Not normalizing data before PCA gives better explained variance ratio

Question

I normalized my dataset then ran 3 component PCA to get small explained variance ratios ([0.50, 0.1, 0.05]).

When I didn't normalize but whitened my dataset then ran 3 component PCA, I got high explained variance ratios ([0.86, 0.06,0.01]).

Since I want to retain as much data into 3 components, should I NOT normalize the data? From my understanding we should always normalize before PCA.

By normalizing: setting mean to 0 and having unit variance.

Answer 1

Depends on the goal of your analysis. Some common practices, some of which are mentioned in whuber's link:

1. Standardizing is usually done when the variables on which the PCA is performed are not measured on the same scale. Note that standardizing implies assigning equal importance to all variables.
2. If they are not measured on the same scale and you choose to work on the non standardized variables, it is often the case that each PC is dominated by a single variable and you just get a sort of ordering of the variables by their variance. (One of the loadings of each (early) component will be close to +1 or -1.)
3. The two methods often lead to different results, as you have experienced.

Intuitive example:

Suppose you have two variables: the height of a tree and the girth of the same tree. We will convert the volume to a factor: a tree will be high in volume if its volume is bigger than 20 cubic feet, and low in volume otherwise. We will use the trees dataset which comes preloaded in R.

>data(trees)
>tree.girth<-trees[,1]
>tree.height<-trees[,2]
>tree.vol<-as.factor(ifelse(trees[,3]>20,"high","low"))

Now suppose that the height was actually measured in miles instead of feet.

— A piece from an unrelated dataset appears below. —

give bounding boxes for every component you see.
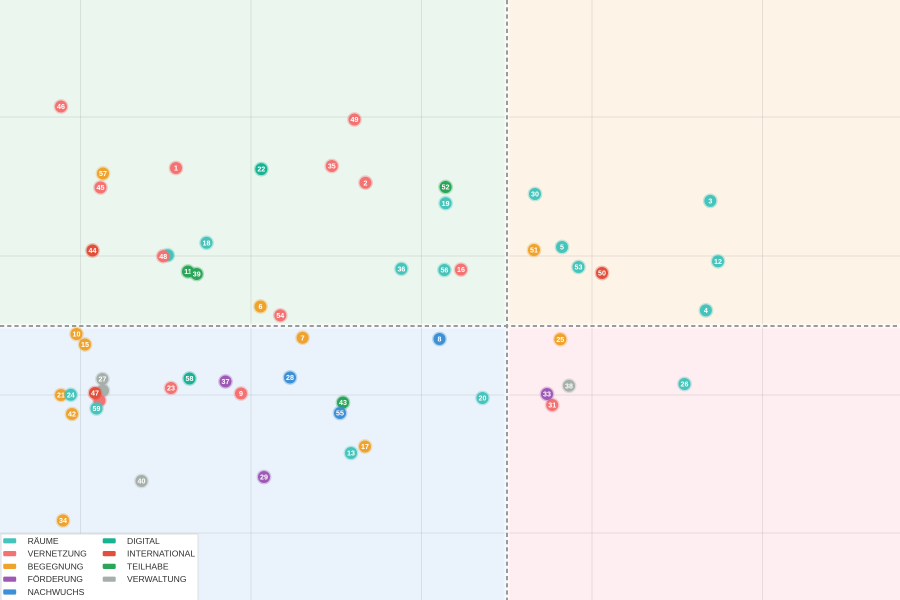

>tree.height<-tree.height/5280
>tree<-cbind(tree.height,tree.girth)
>
>#do the PCA
>tree.pca<-princomp(tree)
>summary(tree.pca)
Importance of components:
                      Comp.1       Comp.2
Standard deviation     3.0871086 1.014551e-03
Proportion of Variance 0.9999999 1.080050e-07
Cumulative Proportion  0.9999999 1.000000e+00

The first component explains almost 100% of the variability in the data. The loadings:

> loadings(tree.pca)

Loadings:
            Comp.1 Comp.2
tree.height        -1    
tree.girth   1           

Graphical assessment:

>biplot(tree.pca,xlabs=tree.vol,col=c("grey","red"))

We see that trees high in volume tend to have a high tree girth, but the three height doesn't give any information on tree volume. This is likely wrong and the consequence of the two different unit measures.

We could use the same units, or we could standardize the variables. I expect both will lead to a more balanced picture of the variability. Of course in this case one can argue that the variables should have the same unit but not be standardized, which may be a valid argument, were it not that we are measuring two different things. (When we would be measuring the weight of the tree and the girth of the tree, the scale on which both should be measured is no longer very clear. In this case we have a clear argument to work on the standardized variables.)

>tree.height<-tree.height*5280
>tree<-cbind(tree.height,tree.girth)
>
>#do the PCA
>tree.pca<-princomp(tree)
> summary(tree.pca)
Importance of components:
                          Comp.1    Comp.2
Standard deviation     6.5088696 2.5407042
Proportion of Variance 0.8677775 0.1322225
Cumulative Proportion  0.8677775 1.0000000
> loadings(tree.pca)

Loadings:
            Comp.1 Comp.2
tree.height -0.956  0.293
tree.girth  -0.293 -0.956

>biplot(tree.pca,xlabs=tree.vol,col=c("grey","red"))

We now see that trees which are tall and have a big girth, are high in volume (bottom left corner), compared to low girth and low height for low volume trees (upper right corner). This intuitively makes sense.